Semantic chunk parser.

Splits a document into Chunks, with each node being a group of semantically related sentences.

Args: buffer_size (int): number of sentences to group together when evaluating semantic similarity chunk_model: (BaseEmbedding): embedding model to use, defaults to BAAI/bge-small-en-v1.5 breakpoint_percentile_threshold: (int): the percentile of cosine dissimilarity that must be exceeded between a group of sentences and the next to form a node. The smaller this number is, the more nodes will be generated

Metadata

  • Category: Function

Configuration Options

Name Data Type Description Default Value
buffer_size int 1
breakpoint_percentile_threshold int 95
model_name str BAAI/bge-small-en-v1.5

Inputs

Name Data Type Description
text str or list[str]

Outputs

Name Data Type Description
result list[str]

State Variables

No state variables available.

Example(s)

Example 1: Split a document into chunks

  • Create a SemanticChunk Block.
  • Set the buffer_size to 2 (group sentences in batches of 2).
  • Set the breakpoint_percentile_threshold to 90.
  • Provide the input text: "The quick brown fox jumps over the lazy dog. This is a test sentence. Semantic chunking is a powerful tool."
  • The Block will output a list of chunks, such as:
    [
      "The quick brown fox jumps over the lazy dog. This is a test sentence.",
      "Semantic chunking is a powerful tool."
    ]
    

Example 2: Handle a list of documents

  • Set up a SemanticChunk Block.
  • Provide a list of text documents:
    [
      "Document 1: The sky is blue.",
      "Document 2: The sun is bright."
    ]
    
  • The Block will split each document into semantic chunks and return the result:
    [
      "Document 1: The sky is blue.",
      "Document 2: The sun is bright."
    ]
    

Example 3: Use a custom embedding model

  • Set the model_name to "custom/embedding-model" to use a specific embedding model for chunking.
  • Provide the text to be chunked: "This is a test for using a custom model."
  • The Block will use the custom model for embedding and chunking the text.

Error Handling

  • If the input text is invalid or there is an error during the chunking process, the Block will raise a RuntimeError with a descriptive error message.
  • If no chunks are generated, the Block will return a list containing an empty string.

FAQ

What does the buffer_size parameter do?

The buffer_size parameter determines the number of sentences that are grouped together when evaluating semantic similarity. A higher buffer size will result in larger chunks, while a smaller buffer size will create more granular chunks.

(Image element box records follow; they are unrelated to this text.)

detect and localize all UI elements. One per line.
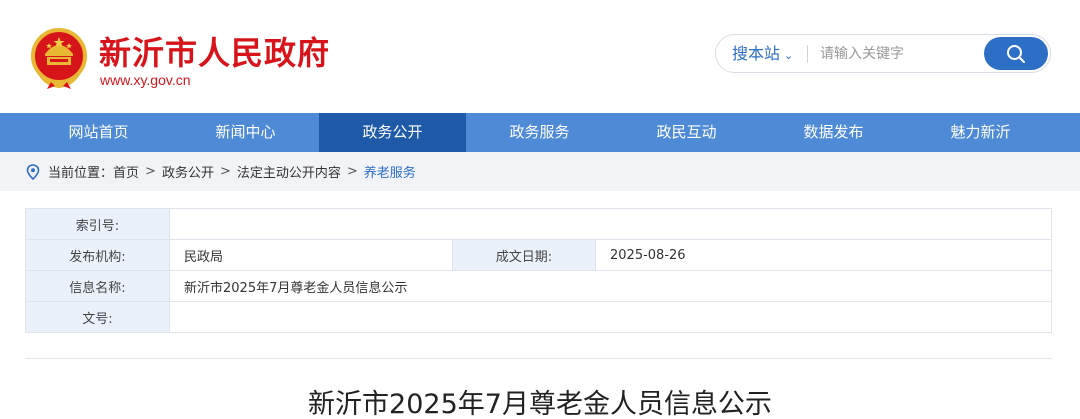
national-emblem-icon xyxy=(31,28,87,89)
search-divider xyxy=(807,45,808,63)
breadcrumb-statutory-disclosure[interactable]: 法定主动公开内容 xyxy=(237,162,341,181)
breadcrumb-bar: 当前位置： 首页 > 政务公开 > 法定主动公开内容 > 养老服务 xyxy=(0,152,1080,191)
publisher-label: 发布机构: xyxy=(25,239,170,271)
publisher-value: 民政局 xyxy=(169,239,453,271)
breadcrumb-separator: > xyxy=(219,164,231,179)
breadcrumb-gov-affairs-open[interactable]: 政务公开 xyxy=(162,162,214,181)
date-value: 2025-08-26 xyxy=(595,239,1052,271)
breadcrumb-separator: > xyxy=(346,164,358,179)
site-title[interactable]: 新沂市人民政府 xyxy=(99,28,330,74)
doc-number-label: 文号: xyxy=(25,301,170,333)
main-nav: 网站首页 新闻中心 政务公开 政务服务 政民互动 数据发布 魅力新沂 xyxy=(0,113,1080,152)
site-url[interactable]: www.xy.gov.cn xyxy=(100,72,191,88)
nav-item-gov-services[interactable]: 政务服务 xyxy=(466,113,613,152)
index-number-value xyxy=(169,208,1052,240)
index-number-label: 索引号: xyxy=(25,208,170,240)
nav-item-home[interactable]: 网站首页 xyxy=(25,113,172,152)
breadcrumb-elderly-services[interactable]: 养老服务 xyxy=(364,162,416,181)
breadcrumb: 当前位置： 首页 > 政务公开 > 法定主动公开内容 > 养老服务 xyxy=(26,152,416,191)
section-divider xyxy=(25,358,1052,359)
doc-number-value xyxy=(169,301,1052,333)
table-row: 信息名称: 新沂市2025年7月尊老金人员信息公示 xyxy=(25,270,1052,302)
search-input[interactable] xyxy=(820,39,980,68)
chevron-down-icon: ⌄ xyxy=(784,49,794,62)
table-row: 索引号: xyxy=(25,208,1052,240)
document-info-table: 索引号: 发布机构: 民政局 成文日期: 2025-08-26 信息名称: 新沂… xyxy=(25,208,1052,333)
nav-item-charm-xinyi[interactable]: 魅力新沂 xyxy=(907,113,1054,152)
info-name-label: 信息名称: xyxy=(25,270,170,302)
article-title: 新沂市2025年7月尊老金人员信息公示 xyxy=(308,389,772,419)
breadcrumb-home[interactable]: 首页 xyxy=(113,162,139,181)
location-pin-icon xyxy=(26,163,40,180)
breadcrumb-prefix: 当前位置： xyxy=(48,166,114,181)
search-box: 搜本站 ⌄ xyxy=(715,34,1051,73)
nav-item-data-release[interactable]: 数据发布 xyxy=(760,113,907,152)
nav-item-news[interactable]: 新闻中心 xyxy=(172,113,319,152)
nav-item-gov-affairs-open[interactable]: 政务公开 xyxy=(319,113,466,152)
search-scope-dropdown[interactable]: 搜本站 ⌄ xyxy=(732,35,793,72)
table-row: 文号: xyxy=(25,301,1052,333)
table-row: 发布机构: 民政局 成文日期: 2025-08-26 xyxy=(25,239,1052,271)
breadcrumb-separator: > xyxy=(145,164,156,179)
nav-item-interaction[interactable]: 政民互动 xyxy=(613,113,760,152)
search-icon xyxy=(1007,44,1025,63)
info-name-value: 新沂市2025年7月尊老金人员信息公示 xyxy=(169,270,1052,302)
site-header: 新沂市人民政府 www.xy.gov.cn 搜本站 ⌄ xyxy=(0,0,1080,113)
date-label: 成文日期: xyxy=(452,239,596,271)
search-button[interactable] xyxy=(984,37,1048,70)
search-scope-label: 搜本站 xyxy=(732,44,781,63)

What is the breakpoint_percentile_threshold?

The breakpoint_percentile_threshold is the percentile of cosine dissimilarity that must be exceeded between a group of sentences and the next to form a new chunk. A lower threshold will create more chunks, while a higher threshold will create fewer, larger chunks.

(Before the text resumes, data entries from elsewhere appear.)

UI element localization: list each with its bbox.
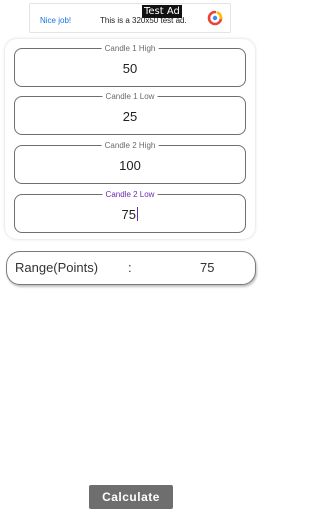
- candle-2-high-field[interactable]: Candle 2 High 100: [14, 140, 246, 184]
- candle-2-low-label: Candle 2 Low: [102, 189, 158, 200]
- candle-1-high-input[interactable]: 50: [15, 61, 245, 77]
- ad-banner[interactable]: Test Ad Nice job! This is a 320x50 test …: [29, 3, 231, 33]
- candle-2-low-value: 75: [121, 207, 136, 222]
- range-label: Range(Points): [15, 260, 99, 275]
- candle-2-high-input[interactable]: 100: [15, 158, 245, 174]
- candle-1-high-field[interactable]: Candle 1 High 50: [14, 43, 246, 87]
- range-value: 75: [200, 260, 215, 275]
- candle-1-low-label: Candle 1 Low: [102, 91, 158, 102]
- candle-input-card: Candle 1 High 50 Candle 1 Low 25 Candle …: [5, 39, 255, 239]
- candle-2-high-label: Candle 2 High: [101, 140, 159, 151]
- text-caret: [136, 207, 139, 221]
- range-result-row: Range(Points) : 75: [6, 251, 256, 285]
- candle-2-low-field[interactable]: Candle 2 Low 75: [14, 189, 246, 233]
- candle-1-high-label: Candle 1 High: [101, 43, 159, 54]
- candle-2-low-input[interactable]: 75: [15, 207, 245, 223]
- candle-1-low-field[interactable]: Candle 1 Low 25: [14, 91, 246, 135]
- range-separator: :: [128, 260, 132, 275]
- calculate-button[interactable]: Calculate: [89, 485, 173, 509]
- admob-logo-icon: [207, 10, 223, 26]
- ad-headline[interactable]: Nice job!: [40, 16, 71, 25]
- candle-1-low-input[interactable]: 25: [15, 109, 245, 125]
- ad-text: This is a 320x50 test ad.: [100, 16, 187, 25]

Can I use a custom embedding model for semantic chunking?

Yes, you can specify a custom embedding model by setting the model_name parameter to the name of the model you want to use. The default model is "BAAI/bge-small-en-v1.5".

What happens if no semantic chunks are created?

If no semantic chunks are created, the Block will return a list containing an empty string to indicate that no meaningful chunks were found.